The former head of a well-regarded Catholic school has explained that “the Gospel commandment of love” was what persuaded her to allow same-gender union announcements in the school’s alumnae magazine.
Sr. Mary Berchmans wrote to the Georgetown Visitation Preparatory School community about the policy change earlier this month. In her email, the president emerita and current head of the Visitation sisters’ monastery there, shared that a fellow religious “invited me to reflect upon what it means to Live Jesus in relationship with our LGBTQ alumnae.” She continued:
“As a professed Sister of the Visitation for 67 years, I have devoted my life in service to the Catholic Church. The Church is clear in its teaching on same-sex marriages. But, it is equally clear in its teaching that we are all children of God, that we each have dignity and are worthy of respect and love. I have been blessed to live my vocation here at Visitation, where I have welcomed and come to know, respect, and love thousands of unique, intelligent, passionate, and faithful women, each made in the image and likeness of God.
“As I have prayed over this contradiction, I keep returning to this choice: we can focus on Church teaching on gay marriage or we can focus on Church teaching on the Gospel commandment of love. We know from history – including very recent history – that the Church, in its humanity, makes mistakes. Yet, through the grace of God and the power of the Holy Spirit, it learns and grows. And so, we choose the Gospel commandment of love.”
Berchmans shared that the school’s mission as a Salesian institution meant it must value diversity, which includes LGBTQ students, alumnae, and families. She concluded with a quote from St. Francis de Sales, “Be who you are and be that well to honor the Master Craftsman whose handiwork you are.”

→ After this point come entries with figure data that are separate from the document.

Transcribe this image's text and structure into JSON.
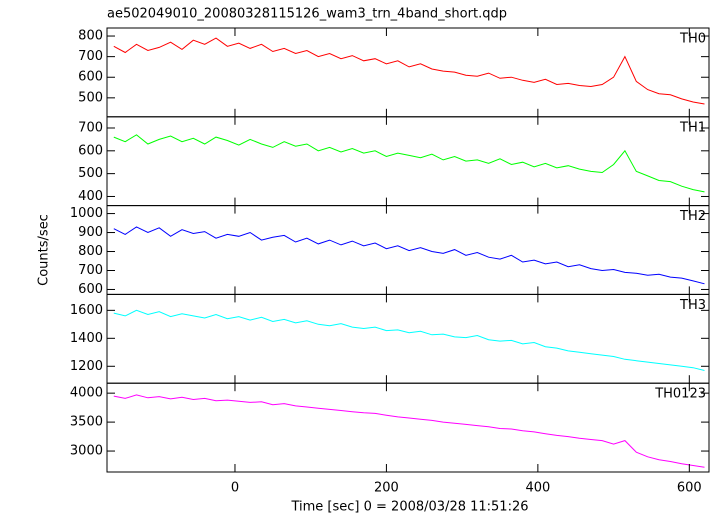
{
  "chart_data": {
    "type": "line",
    "title": "ae502049010_20080328115126_wam3_trn_4band_short.qdp",
    "xlabel": "Time [sec] 0 = 2008/03/28 11:51:26",
    "ylabel": "Counts/sec",
    "xlim": [
      -169,
      626
    ],
    "xticks": [
      0,
      200,
      400,
      600
    ],
    "x": [
      -160,
      -145,
      -130,
      -115,
      -100,
      -85,
      -70,
      -55,
      -40,
      -25,
      -10,
      5,
      20,
      35,
      50,
      65,
      80,
      95,
      110,
      125,
      140,
      155,
      170,
      185,
      200,
      215,
      230,
      245,
      260,
      275,
      290,
      305,
      320,
      335,
      350,
      365,
      380,
      395,
      410,
      425,
      440,
      455,
      470,
      485,
      500,
      515,
      530,
      545,
      560,
      575,
      590,
      605,
      620
    ],
    "series": [
      {
        "name": "TH0",
        "color": "#ff0000",
        "ylim": [
          408,
          839
        ],
        "yticks": [
          500,
          600,
          700,
          800
        ],
        "values": [
          750,
          720,
          760,
          730,
          745,
          770,
          735,
          780,
          760,
          790,
          750,
          765,
          740,
          760,
          725,
          740,
          715,
          730,
          700,
          715,
          690,
          705,
          680,
          690,
          665,
          680,
          650,
          665,
          640,
          630,
          625,
          610,
          605,
          620,
          595,
          600,
          585,
          575,
          590,
          565,
          570,
          560,
          555,
          565,
          600,
          700,
          580,
          540,
          520,
          515,
          495,
          480,
          470
        ]
      },
      {
        "name": "TH1",
        "color": "#00ff00",
        "ylim": [
          360,
          749
        ],
        "yticks": [
          400,
          500,
          600,
          700
        ],
        "values": [
          660,
          640,
          670,
          630,
          650,
          665,
          640,
          655,
          630,
          660,
          645,
          625,
          650,
          630,
          615,
          640,
          620,
          630,
          600,
          615,
          595,
          610,
          590,
          600,
          575,
          590,
          580,
          570,
          585,
          560,
          575,
          555,
          560,
          545,
          565,
          540,
          550,
          530,
          545,
          525,
          535,
          520,
          510,
          505,
          540,
          600,
          510,
          490,
          470,
          465,
          445,
          430,
          420
        ]
      },
      {
        "name": "TH2",
        "color": "#0000ff",
        "ylim": [
          574,
          1042
        ],
        "yticks": [
          600,
          700,
          800,
          900,
          1000
        ],
        "values": [
          920,
          890,
          930,
          900,
          925,
          880,
          915,
          895,
          905,
          870,
          890,
          880,
          900,
          860,
          875,
          885,
          850,
          870,
          840,
          860,
          835,
          855,
          830,
          845,
          815,
          830,
          805,
          820,
          800,
          790,
          810,
          780,
          795,
          770,
          760,
          780,
          745,
          755,
          735,
          745,
          720,
          730,
          710,
          700,
          705,
          690,
          685,
          675,
          680,
          665,
          660,
          645,
          630
        ]
      },
      {
        "name": "TH3",
        "color": "#00ffff",
        "ylim": [
          1079,
          1714
        ],
        "yticks": [
          1200,
          1400,
          1600
        ],
        "values": [
          1580,
          1560,
          1600,
          1570,
          1590,
          1555,
          1575,
          1560,
          1545,
          1570,
          1540,
          1555,
          1530,
          1550,
          1520,
          1535,
          1510,
          1525,
          1500,
          1490,
          1505,
          1480,
          1470,
          1480,
          1455,
          1460,
          1440,
          1450,
          1425,
          1430,
          1410,
          1405,
          1420,
          1390,
          1380,
          1385,
          1360,
          1370,
          1340,
          1330,
          1310,
          1300,
          1290,
          1280,
          1270,
          1250,
          1240,
          1230,
          1220,
          1210,
          1200,
          1190,
          1170
        ]
      },
      {
        "name": "TH0123",
        "color": "#ff00ff",
        "ylim": [
          2638,
          4172
        ],
        "yticks": [
          3000,
          3500,
          4000
        ],
        "values": [
          3950,
          3910,
          3970,
          3920,
          3940,
          3900,
          3930,
          3890,
          3910,
          3870,
          3880,
          3860,
          3840,
          3850,
          3800,
          3820,
          3780,
          3760,
          3740,
          3720,
          3700,
          3680,
          3660,
          3650,
          3620,
          3590,
          3570,
          3550,
          3530,
          3500,
          3480,
          3460,
          3440,
          3420,
          3390,
          3380,
          3350,
          3330,
          3300,
          3270,
          3250,
          3220,
          3200,
          3180,
          3120,
          3180,
          2980,
          2900,
          2850,
          2820,
          2780,
          2750,
          2720
        ]
      }
    ]
  }
}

The Washington Post reported that the decision came after feedback from several hundred alumnae who voiced their concerns to the school upon learning a fellow graduate was barred from listing her same-gender union a few years ago. Now, Georgetown Visitation’s Director of Communication, Caroline Coleman Handorf, said the response to Berchmans’ decision “has been huge” and “overwhelmingly and heartwarmingly positive.” One gay graduate, Christina Peters, said she was “really emotional and grateful” about the decision.
Beyond the school community, Francis DeBernardo, executive director of New Ways Ministry, told The Washington Post that Berchmans’ email was “beautiful and very powerful” and noted:
“‘This is a really big step forward. . .This is something that all Catholic schools are eventually going to have to deal with, sooner rather than later. Marriage equality is a reality. Too often, Catholic leaders try to bury their heads and pretend this is not a reality, but it is.'”
Meanwhile, the Archdiocese of Washington acknowledged that while Georgetown Visitation is independent of the archdiocese’s authority, it was “especially disappointing” there had been no prior consultation with the chancery ahead of Berchmans’ announcement.
What is striking about this story is not only that an LGBTQ-policy has been chosen, but that it has come from what is clearly a place of deep prayer and reflection on the part of Sr. Berchmans. Her path follows that of the many Catholics who have chosen to emphasize Christ’s love first as the standard by which Church teaching and prudential judgments are weighed. And it is this path of prayer that allows her to readily confess the Church’s own frailties, too. Sr. Berchmans offers a consummate witness to Georgetown Visitation’s students of how to live one’s faith in the complexities of the world. Imagine what the Catholic community could be if all Church officials made decisions from such a prayerful and loving place?